(November 10, 2011)

Contact: Dena Pruett, Centenary Marketing & Communication, 318.869.5715

Centenary College Continues to Advance Jack London Research

SHREVEPORT, LA — Centenary College continues to develop strong ties with the World of Jack London. Three alumni, including one emeritus professor, have been internationally recognized with recent and upcoming publications that shed light on this renowned author.

Dr. Earle Labor
Dr. Earle Labor

Madison Durapau, a 2008 Centenary graduate, recently published "The Archetype: Not So Universal After All" in the Jack London Foundation Quarterly Newsletter, which is distributed to more than a half-dozen countries. Her essay was originally presented at the Tenth International Biannual Jack London Symposium. Durapau is now completing her Master of Arts degree in English under the supervision of Professor Jeanne Campbell Reesman, also a Centenary graduate, at the University of Texas, San Antonio.

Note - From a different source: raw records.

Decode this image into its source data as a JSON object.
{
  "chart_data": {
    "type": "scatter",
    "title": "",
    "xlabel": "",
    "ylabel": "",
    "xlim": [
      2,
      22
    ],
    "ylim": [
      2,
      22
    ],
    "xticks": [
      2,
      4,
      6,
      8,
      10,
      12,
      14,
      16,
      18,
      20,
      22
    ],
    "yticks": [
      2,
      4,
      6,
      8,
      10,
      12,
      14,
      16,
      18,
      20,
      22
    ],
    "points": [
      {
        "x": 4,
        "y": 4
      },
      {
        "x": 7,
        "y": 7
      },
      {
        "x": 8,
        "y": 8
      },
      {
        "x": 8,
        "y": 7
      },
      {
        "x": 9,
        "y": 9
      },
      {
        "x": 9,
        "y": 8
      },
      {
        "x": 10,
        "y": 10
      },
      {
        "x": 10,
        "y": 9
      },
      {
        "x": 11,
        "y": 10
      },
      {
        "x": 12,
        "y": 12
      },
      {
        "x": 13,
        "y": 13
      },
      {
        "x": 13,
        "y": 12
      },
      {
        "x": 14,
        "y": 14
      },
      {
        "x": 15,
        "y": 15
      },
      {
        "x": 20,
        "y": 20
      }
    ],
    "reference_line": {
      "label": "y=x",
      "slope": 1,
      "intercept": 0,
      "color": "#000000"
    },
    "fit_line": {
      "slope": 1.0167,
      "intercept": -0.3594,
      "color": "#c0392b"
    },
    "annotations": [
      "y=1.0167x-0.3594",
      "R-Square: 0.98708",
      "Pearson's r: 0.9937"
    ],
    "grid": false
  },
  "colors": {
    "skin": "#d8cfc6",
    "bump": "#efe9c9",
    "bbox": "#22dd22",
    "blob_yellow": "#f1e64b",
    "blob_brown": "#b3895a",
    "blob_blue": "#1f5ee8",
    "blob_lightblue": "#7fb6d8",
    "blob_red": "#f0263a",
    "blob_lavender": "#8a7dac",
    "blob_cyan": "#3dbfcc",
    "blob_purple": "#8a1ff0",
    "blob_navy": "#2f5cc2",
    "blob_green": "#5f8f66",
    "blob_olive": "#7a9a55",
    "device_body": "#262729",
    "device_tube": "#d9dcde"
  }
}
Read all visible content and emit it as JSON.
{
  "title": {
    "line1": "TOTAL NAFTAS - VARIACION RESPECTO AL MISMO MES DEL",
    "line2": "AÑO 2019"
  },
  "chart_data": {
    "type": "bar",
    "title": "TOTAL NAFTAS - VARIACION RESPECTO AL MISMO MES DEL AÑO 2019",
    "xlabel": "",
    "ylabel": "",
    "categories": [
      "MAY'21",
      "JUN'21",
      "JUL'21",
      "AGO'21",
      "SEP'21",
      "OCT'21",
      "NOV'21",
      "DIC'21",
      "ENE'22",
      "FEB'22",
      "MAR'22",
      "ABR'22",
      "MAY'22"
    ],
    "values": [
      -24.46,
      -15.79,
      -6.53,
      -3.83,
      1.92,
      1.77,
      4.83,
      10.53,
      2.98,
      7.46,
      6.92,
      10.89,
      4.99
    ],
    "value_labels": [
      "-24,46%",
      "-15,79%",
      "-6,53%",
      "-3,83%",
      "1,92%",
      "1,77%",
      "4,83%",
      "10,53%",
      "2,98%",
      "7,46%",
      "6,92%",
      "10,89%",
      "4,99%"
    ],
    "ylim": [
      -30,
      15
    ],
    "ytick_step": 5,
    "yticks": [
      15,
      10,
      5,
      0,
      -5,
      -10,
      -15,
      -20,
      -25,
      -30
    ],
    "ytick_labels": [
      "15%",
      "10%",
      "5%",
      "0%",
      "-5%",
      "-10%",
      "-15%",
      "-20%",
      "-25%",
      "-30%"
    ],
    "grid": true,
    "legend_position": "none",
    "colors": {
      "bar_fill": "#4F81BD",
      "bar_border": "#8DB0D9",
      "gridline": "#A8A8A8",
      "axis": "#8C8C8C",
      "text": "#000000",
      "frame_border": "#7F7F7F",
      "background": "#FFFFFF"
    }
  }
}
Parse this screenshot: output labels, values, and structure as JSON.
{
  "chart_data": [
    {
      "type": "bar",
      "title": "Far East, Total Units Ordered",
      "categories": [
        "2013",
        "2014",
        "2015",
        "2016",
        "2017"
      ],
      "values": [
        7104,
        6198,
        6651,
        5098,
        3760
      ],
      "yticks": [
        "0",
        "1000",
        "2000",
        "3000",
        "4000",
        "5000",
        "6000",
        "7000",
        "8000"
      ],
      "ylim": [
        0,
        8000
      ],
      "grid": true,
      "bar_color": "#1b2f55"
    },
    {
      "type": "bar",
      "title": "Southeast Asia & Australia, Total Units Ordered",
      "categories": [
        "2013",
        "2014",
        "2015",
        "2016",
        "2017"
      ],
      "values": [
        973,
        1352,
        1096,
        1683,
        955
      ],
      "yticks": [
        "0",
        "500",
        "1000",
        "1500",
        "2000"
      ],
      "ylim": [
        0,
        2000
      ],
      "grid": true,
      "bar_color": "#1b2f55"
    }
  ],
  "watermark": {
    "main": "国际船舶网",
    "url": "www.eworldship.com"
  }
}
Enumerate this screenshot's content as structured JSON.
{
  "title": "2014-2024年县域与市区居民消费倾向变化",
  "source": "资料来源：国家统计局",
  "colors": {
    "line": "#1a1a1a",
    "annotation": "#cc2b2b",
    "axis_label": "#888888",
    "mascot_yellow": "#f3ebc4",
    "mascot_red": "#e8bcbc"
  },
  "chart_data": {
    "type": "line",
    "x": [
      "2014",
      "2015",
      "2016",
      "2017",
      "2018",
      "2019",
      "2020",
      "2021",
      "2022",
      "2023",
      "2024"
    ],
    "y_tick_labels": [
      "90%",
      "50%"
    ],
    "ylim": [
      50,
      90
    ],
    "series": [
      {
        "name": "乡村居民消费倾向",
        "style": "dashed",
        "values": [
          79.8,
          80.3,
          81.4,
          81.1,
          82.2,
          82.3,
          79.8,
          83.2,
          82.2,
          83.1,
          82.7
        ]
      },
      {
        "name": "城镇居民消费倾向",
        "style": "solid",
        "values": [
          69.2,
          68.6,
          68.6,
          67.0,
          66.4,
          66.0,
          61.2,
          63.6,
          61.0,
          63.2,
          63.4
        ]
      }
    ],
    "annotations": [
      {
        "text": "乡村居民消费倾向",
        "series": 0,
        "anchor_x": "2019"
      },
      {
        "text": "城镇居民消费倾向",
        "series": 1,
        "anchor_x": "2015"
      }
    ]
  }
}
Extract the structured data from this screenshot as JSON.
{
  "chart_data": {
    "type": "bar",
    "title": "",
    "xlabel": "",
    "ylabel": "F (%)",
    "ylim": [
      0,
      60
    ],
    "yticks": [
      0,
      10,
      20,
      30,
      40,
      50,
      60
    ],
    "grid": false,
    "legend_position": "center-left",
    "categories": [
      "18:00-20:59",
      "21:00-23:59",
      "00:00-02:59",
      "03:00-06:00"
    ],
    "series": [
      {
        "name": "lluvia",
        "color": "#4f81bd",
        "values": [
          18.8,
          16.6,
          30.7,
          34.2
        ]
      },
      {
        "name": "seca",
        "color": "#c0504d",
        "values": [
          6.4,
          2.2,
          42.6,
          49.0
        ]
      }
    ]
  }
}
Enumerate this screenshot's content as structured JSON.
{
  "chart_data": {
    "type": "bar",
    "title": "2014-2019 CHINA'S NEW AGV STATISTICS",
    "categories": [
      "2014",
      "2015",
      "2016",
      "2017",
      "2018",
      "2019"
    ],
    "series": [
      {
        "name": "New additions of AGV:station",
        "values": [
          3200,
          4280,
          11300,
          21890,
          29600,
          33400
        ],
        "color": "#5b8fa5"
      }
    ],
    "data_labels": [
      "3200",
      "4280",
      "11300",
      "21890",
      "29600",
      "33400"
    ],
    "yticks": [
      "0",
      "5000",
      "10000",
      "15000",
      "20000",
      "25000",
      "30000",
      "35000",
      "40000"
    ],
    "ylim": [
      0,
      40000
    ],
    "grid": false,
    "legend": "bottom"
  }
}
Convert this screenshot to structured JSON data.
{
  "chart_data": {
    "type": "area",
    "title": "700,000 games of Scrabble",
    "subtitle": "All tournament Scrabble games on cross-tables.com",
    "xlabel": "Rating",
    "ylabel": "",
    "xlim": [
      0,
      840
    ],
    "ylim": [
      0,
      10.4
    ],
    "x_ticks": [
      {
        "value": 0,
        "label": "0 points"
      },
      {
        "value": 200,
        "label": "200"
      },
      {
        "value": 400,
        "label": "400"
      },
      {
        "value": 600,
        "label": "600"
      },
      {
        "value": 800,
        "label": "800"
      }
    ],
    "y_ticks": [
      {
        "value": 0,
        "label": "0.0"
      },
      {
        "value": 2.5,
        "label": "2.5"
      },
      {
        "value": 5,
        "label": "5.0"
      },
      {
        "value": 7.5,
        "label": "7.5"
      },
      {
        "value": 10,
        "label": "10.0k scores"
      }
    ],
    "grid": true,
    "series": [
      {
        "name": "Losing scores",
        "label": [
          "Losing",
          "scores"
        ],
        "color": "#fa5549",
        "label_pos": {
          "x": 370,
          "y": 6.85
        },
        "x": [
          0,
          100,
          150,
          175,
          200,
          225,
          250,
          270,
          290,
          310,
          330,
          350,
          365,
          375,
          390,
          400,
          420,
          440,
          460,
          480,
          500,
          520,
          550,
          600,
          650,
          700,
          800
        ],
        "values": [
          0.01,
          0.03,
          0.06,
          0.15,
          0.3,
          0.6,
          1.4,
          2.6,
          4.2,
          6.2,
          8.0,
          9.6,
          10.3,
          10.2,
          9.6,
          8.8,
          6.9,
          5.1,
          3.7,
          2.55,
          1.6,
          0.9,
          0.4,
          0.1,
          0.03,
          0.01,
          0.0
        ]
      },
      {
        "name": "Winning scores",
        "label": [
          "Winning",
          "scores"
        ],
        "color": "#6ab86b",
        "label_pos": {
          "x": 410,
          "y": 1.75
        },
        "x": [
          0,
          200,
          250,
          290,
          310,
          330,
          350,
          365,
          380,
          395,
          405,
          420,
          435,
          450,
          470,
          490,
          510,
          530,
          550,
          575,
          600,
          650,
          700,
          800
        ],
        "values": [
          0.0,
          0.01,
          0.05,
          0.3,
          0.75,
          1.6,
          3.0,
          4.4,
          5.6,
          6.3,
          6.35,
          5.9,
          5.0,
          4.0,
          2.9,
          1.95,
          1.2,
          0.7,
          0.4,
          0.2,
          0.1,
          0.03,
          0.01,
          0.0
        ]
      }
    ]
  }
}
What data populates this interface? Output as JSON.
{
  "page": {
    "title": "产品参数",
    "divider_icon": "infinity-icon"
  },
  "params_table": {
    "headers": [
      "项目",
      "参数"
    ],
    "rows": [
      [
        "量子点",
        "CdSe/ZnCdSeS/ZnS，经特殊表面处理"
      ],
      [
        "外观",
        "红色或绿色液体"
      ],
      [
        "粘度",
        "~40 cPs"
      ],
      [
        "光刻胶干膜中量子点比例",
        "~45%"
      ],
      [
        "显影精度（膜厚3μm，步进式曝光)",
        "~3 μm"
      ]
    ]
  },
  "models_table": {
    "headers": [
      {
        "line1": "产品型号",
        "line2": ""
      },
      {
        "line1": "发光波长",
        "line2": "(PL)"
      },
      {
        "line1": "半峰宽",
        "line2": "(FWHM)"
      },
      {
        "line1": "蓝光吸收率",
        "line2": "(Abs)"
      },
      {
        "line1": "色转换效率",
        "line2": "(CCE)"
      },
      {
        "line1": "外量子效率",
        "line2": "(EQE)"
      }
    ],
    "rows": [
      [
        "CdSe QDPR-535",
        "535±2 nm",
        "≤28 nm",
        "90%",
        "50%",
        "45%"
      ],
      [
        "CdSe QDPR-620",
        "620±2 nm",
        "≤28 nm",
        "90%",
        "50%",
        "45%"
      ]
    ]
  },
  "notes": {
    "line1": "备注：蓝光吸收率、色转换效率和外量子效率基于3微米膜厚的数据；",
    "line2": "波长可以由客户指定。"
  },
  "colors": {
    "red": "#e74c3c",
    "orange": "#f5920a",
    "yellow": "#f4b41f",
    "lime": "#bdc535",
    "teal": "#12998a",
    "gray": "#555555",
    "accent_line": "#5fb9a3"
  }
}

Dr. Reesman '77 has published more than fifty books including such topics as American women writers, culture and myth in American literature, and—most extensively—Jack London. Reviewers have praised her recent books, Jack London's Racial Lives (2010) and Jack London Photographer (2011), as "definitive treatments" of these two subjects. Among her international works are translations of thirty-eight London titles published by the Editions Phebus Press in Paris.

Dr. Earle Labor H'90, Centenary Professor Emeritus of English, has published eight books on London, including the three-volume Stanford edition of The Letters of Jack London and The Complete Short Stories of Jack London. His authorized biography Jack London: An American Life in Letters is scheduled for release in 2012 by Farrar, Straus & Giroux, Publishers. As Director of Centenary's Jack London Museum and Research Center, he has received memorabilia from London scholars in numerous countries, including China, Japan, India, France, Italy, Albania, and Russia.

Centenary College established the Jack London Museum and Research Center in the Samuel Peters Building in 1988. The Center has attracted scholars not only from the United States but also from abroad.